Le Ghana, laboratoire du panafricanisme
Kwame Nkrumah conçoit le Ghana comme une base de lancement du panafricanisme politique, économique et culturel. Étudiant formé aux États-Unis et en Grande-Bretagne, il devient le chef du parti indépendantiste Convention People’s Party (CPP) en 1949. Malgré plusieurs emprisonnements, il remporte les élections législatives de 1951 et devient Premier ministre. Sous sa direction, les négociations avec la Grande-Bretagne aboutissent à l’indépendance, proclamée le 6 mars 1957, et le pays prend le nom de Ghana. Nkrumah devient le symbole du panafricanisme et de la lutte anticoloniale, et sa victoire inspire intellectuels et militants noirs, qui voient dans la cause panafricaine un instrument de libération de la diaspora africaine états-unienne.
En 1961, à l’invitation de Nkrumah, l’intellectuel africain états-unien W. E. B. Du Bois s’installe à Accra pour diriger un grand projet soutenu par le leader ghanéen, l’Encyclopedia Africana.

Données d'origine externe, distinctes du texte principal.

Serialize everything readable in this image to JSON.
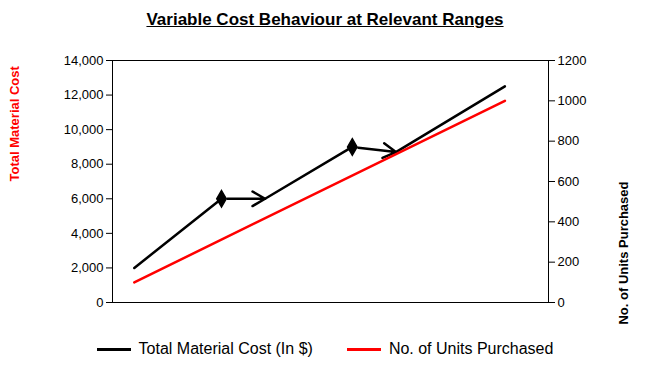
{
  "chart_data": {
    "type": "line",
    "title": "Variable Cost Behaviour at Relevant Ranges",
    "ylabel": "Total Material Cost",
    "y2label": "No. of Units Purchased",
    "xlim": [
      0,
      10
    ],
    "xticks": [],
    "ylim": [
      0,
      14000
    ],
    "yticks": [
      0,
      {
        "value": 2000,
        "label": "2,000"
      },
      {
        "value": 4000,
        "label": "4,000"
      },
      {
        "value": 6000,
        "label": "6,000"
      },
      {
        "value": 8000,
        "label": "8,000"
      },
      {
        "value": 10000,
        "label": "10,000"
      },
      {
        "value": 12000,
        "label": "12,000"
      },
      {
        "value": 14000,
        "label": "14,000"
      }
    ],
    "y2lim": [
      0,
      1200
    ],
    "y2ticks": [
      0,
      200,
      400,
      600,
      800,
      1000,
      1200
    ],
    "grid": false,
    "legend": "bottom",
    "series": [
      {
        "name": "Total Material Cost (In $)",
        "color": "#000000",
        "marker": "diamond",
        "x": [
          0.5,
          2.5,
          3.5,
          5.5,
          6.5,
          9
        ],
        "values": [
          2000,
          6000,
          6000,
          9000,
          8700,
          12500
        ]
      },
      {
        "name": "No. of Units Purchased",
        "color": "#ff0000",
        "axis": "y2",
        "x": [
          0.5,
          9
        ],
        "values": [
          100,
          1000
        ]
      }
    ]
  }
}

L’œuvre est destinée à rassembler le savoir sur les peuples et les cultures africaines, et elle incarne la volonté de Kwame Nkrumah de faire du Ghana un centre intellectuel et symbolique du panafricanisme.

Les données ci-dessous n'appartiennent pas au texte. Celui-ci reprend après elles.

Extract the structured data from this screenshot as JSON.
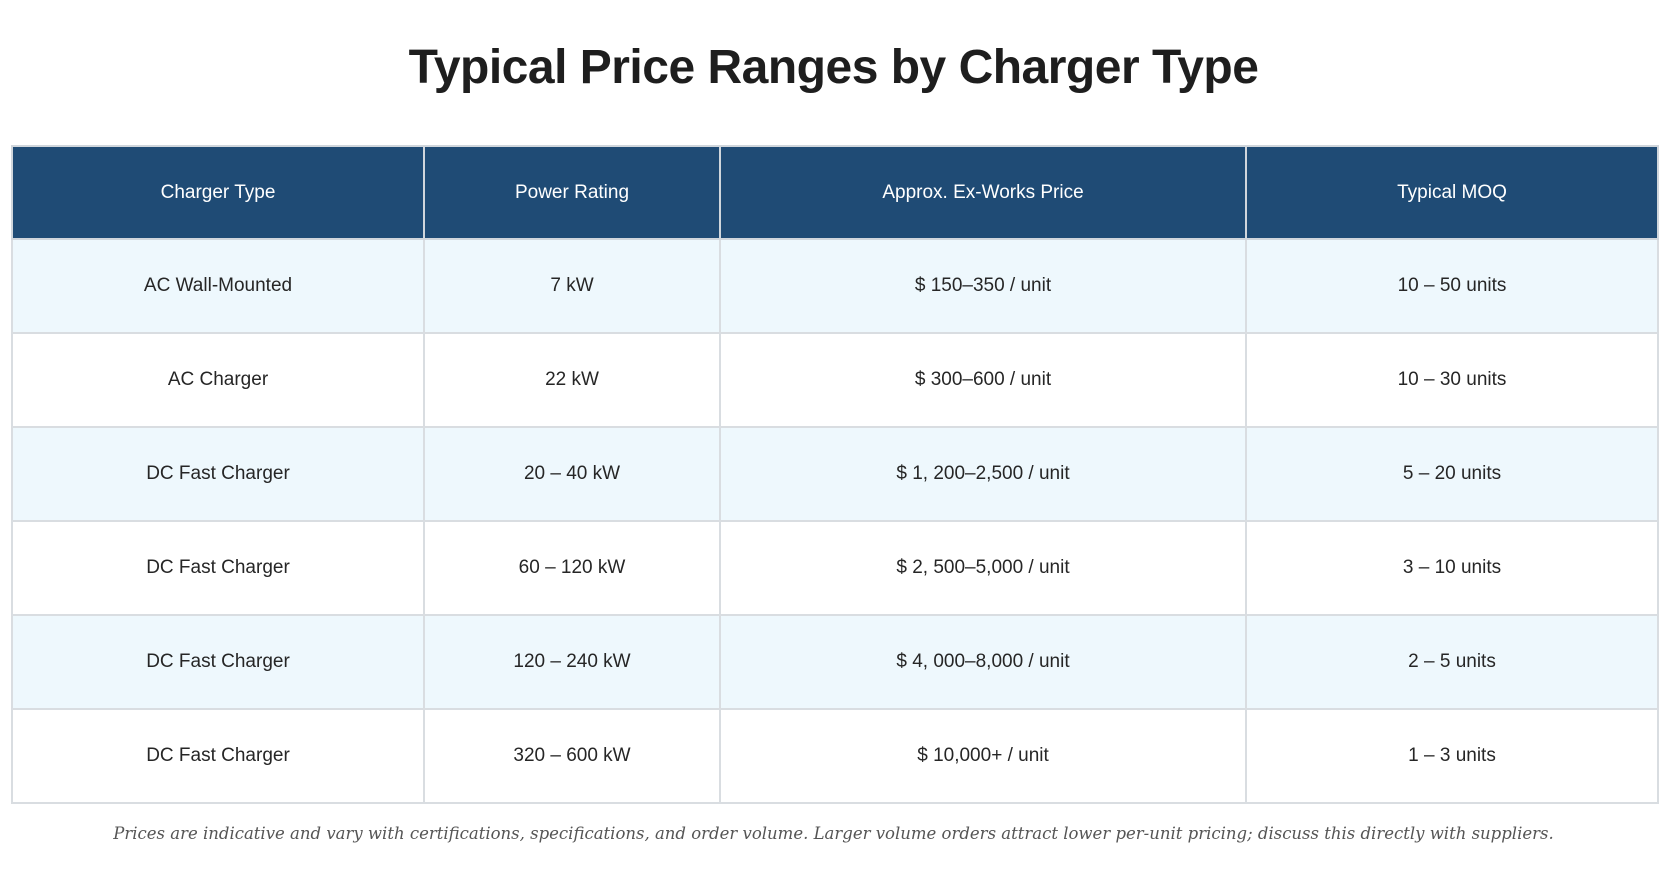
{
  "title": "Typical Price Ranges by Charger Type",
  "table": {
    "headers": [
      "Charger Type",
      "Power Rating",
      "Approx. Ex-Works Price",
      "Typical MOQ"
    ],
    "rows": [
      [
        "AC Wall-Mounted",
        "7 kW",
        "$ 150–350 / unit",
        "10 – 50 units"
      ],
      [
        "AC Charger",
        "22 kW",
        "$ 300–600 / unit",
        "10 – 30 units"
      ],
      [
        "DC Fast Charger",
        "20 – 40 kW",
        "$ 1, 200–2,500 / unit",
        "5 – 20 units"
      ],
      [
        "DC Fast Charger",
        "60 – 120 kW",
        "$ 2, 500–5,000 / unit",
        "3 – 10 units"
      ],
      [
        "DC Fast Charger",
        "120 – 240 kW",
        "$ 4, 000–8,000 / unit",
        "2 – 5 units"
      ],
      [
        "DC Fast Charger",
        "320 – 600 kW",
        "$ 10,000+ / unit",
        "1 – 3 units"
      ]
    ]
  },
  "footnote": "Prices are indicative and vary with certifications, specifications, and order volume. Larger volume orders attract lower per-unit pricing; discuss this directly with suppliers.",
  "colors": {
    "header_background": "#1f4b75",
    "header_text": "#ffffff",
    "stripe_row": "#eef8fd",
    "plain_row": "#ffffff",
    "grid_lines": "#d9dde1"
  }
}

« Le Dr Du Bois a consacré sa vie à l’unité et à la dignité des peuples africains ; c’est pour cela que le Ghana sera désormais sa maison », déclare Kwame Nkrumah lors de la cérémonie d’accueil officielle de W. E. B. Du Bois à Accra, en février 1961. W. E. B. Du Bois, alors âgé de 93 ans, a dédié sa vie à la défense des droits civiques aux États-Unis. Sociologue, historien et écrivain, il avait été l’un des premiers Africains états-uniens à obtenir un doctorat à Harvard. En 1909, il cofonde la NAACP (National Association for the Advancement of Colored People) et marque durablement le champ intellectuel africain états-unien avec son ouvrage The Souls of Black Folk (A. C. McClurg, 1903), dans lequel il introduit la notion de « double conscience » :
C’est une sensation bizarre, cette conscience dédoublée, ce sentiment de constamment se regarder par les yeux d’un autre, de mesurer son âme à l’aune d’un monde qui vous considère comme un spectacle, avec un amusement teinté de pitié méprisante. Chacun sent constamment sa nature double – un Américain, un Noir ; deux âmes, deux pensées, deux luttes irréconciliables ; deux idéaux en guerre dans un seul corps noir.

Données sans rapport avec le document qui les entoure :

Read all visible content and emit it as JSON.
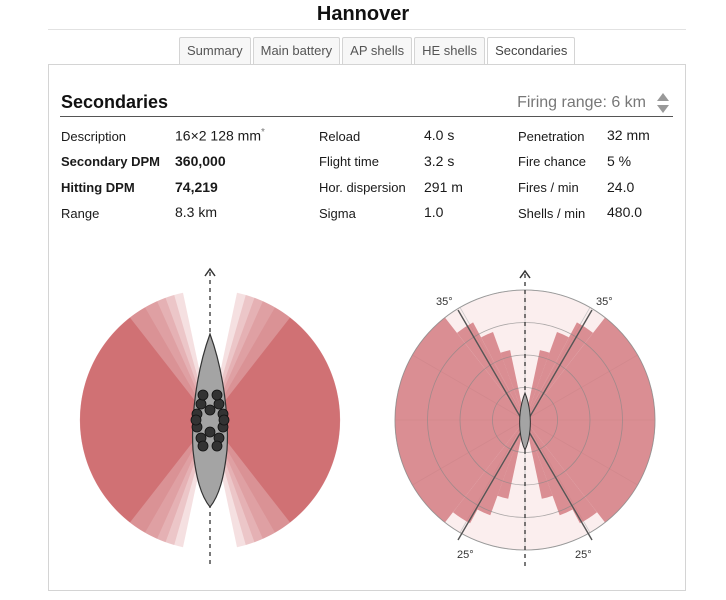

S’il souhaite alors, au terme de sa vie, « écrire l’histoire de l’Afrique du point de vue africain », comme il l’affirmait dans sa lettre de présentation du projet au gouvernement ghanéen2, Du Bois participe aussi à faire du Ghana l’épicentre d’un renouveau intellectuel qui s’épanouit alors que la décolonisation se poursuit sur le continent. De quoi attirer de nombreux militants noirs américains en lutte pour leurs droits aux États-Unis. Accra devient un lieu de pèlerinage et d’échanges attirant entre autres Malcolm X et la poétesse Maya Angelou.
De la décolonisation à la lutte contre l’impérialisme
Ces liens perdurent après le décès de W. E. B. Du Bois, en 1963, à Accra, à la veille du lancement de la Marche sur Washington. Kwame Nkrumah ordonne deux jours de deuil national et préside personnellement la cérémonie à Accra, en grande pompe. L’Encyclopedia Africana, le legs de l’intellectuel, reste inachevée.
Neuf ans après l’indépendance, l’utopie panafricaniste de Nkrumah échoue avec son renversement en 1966. Son autoritarisme croissant, les difficultés économiques et la répression politique des opposants ont attiré l’ire de l’armée, du clergé et de la bourgeoisie urbaine. Le 24 février 1966, l’armée et la police ghanéennes organisent un coup d’État alors qu’il effectue une visite officielle en Chine et au Vietnam. Les putschistes bénéficient du soutien tacite, voire logistique, de la CIA et du MI6.